What about this passage? This is not a technical-analytic passage. It doesn’t go into detail to defend his assertions. What is good and bad about the passage?

ALAN RICH: What is good about it is that it implies a way of listening to music that can be extended to listening to all music. I think that’s one of the things that occurred to me.

TOM JOHNSON: It’s a good description of the style.

CHARLES AMIRKHANIAN: Of the style of Sauguet?

TOM JOHNSON: Yes. I have a good feeling about what the opera must have been like. To what we were talking before, about the importance of information, I always used to say, when I was doing criticism, that I should do first description, second interpretation, and only third evaluation. I didn’t always achieve that. Sometimes evaluations got up front. But in principle…

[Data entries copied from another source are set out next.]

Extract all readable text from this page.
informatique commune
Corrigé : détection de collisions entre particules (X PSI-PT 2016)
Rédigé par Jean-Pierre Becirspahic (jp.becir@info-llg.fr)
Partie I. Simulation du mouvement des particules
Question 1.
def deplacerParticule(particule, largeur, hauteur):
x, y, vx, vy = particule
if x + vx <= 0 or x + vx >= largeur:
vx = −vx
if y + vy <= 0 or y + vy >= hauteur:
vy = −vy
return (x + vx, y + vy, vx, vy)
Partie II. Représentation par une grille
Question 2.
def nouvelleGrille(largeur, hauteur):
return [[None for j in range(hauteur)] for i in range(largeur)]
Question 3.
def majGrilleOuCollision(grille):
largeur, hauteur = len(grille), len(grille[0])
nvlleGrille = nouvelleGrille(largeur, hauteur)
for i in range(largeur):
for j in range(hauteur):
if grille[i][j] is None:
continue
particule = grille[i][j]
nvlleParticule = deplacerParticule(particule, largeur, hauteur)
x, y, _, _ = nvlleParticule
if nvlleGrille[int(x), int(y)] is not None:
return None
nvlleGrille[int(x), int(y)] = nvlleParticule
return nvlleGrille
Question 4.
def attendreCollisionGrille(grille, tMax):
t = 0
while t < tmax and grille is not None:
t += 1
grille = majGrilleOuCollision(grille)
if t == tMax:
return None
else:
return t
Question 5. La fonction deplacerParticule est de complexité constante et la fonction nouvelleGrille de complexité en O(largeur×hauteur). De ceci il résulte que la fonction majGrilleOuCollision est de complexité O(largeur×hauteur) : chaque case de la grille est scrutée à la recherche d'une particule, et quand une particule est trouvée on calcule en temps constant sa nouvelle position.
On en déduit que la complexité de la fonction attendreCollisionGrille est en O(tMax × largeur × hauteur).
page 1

JOHN CAGE: Would you repeat that?

TOM JOHNSON: Description, and then interpretation, and then evaluation.

ANTHONY DAVIS: I thought there was a lot of insight. That interested me. I thought it had some insight. I mean, I always expect that. That was interesting to me. It spoke to larger problems. I think a lot of stuff that was interesting speaks to larger problems, problems that actually, as a composer, Thomson was dealing with. So that makes it more interesting to me because it’s speaking to the issues of the music.

JOHN CAGE: I would like to say I’m glad that Tom Johnson was writing, whether it was about my work or about someone else’s work. I found his writing interesting.

ANNEA LOCKWOOD: And thoughtful.

JOHN CAGE: I’d like to ask him whether not doing it, whether you miss something of yourself or whether you feel better not doing it.

TOM JOHNSON: I think I feel better not doing it, partly because of conflicts of interest which arose which were difficult. When I was only a composer that was simpler. But I think the main thing was that I had the feeling in the last two or three years that I was writing that I wasn’t writing as well. Sometimes I had to write about the same people a third, fourth, and fifth time and started finding myself finding it difficult to come up with a new idea and looking back and seeing that the article I’d written two years earlier was really already better than anything I could come up with new. It seemed time to make a change.

WALTER ZIMMERMANN: Also that you felt used for record covers.

TOM JOHNSON: No, that didn’t really bother me because I really firmly believed and still believ
e that the power of the critic is universally overestimated by composers and interpreters.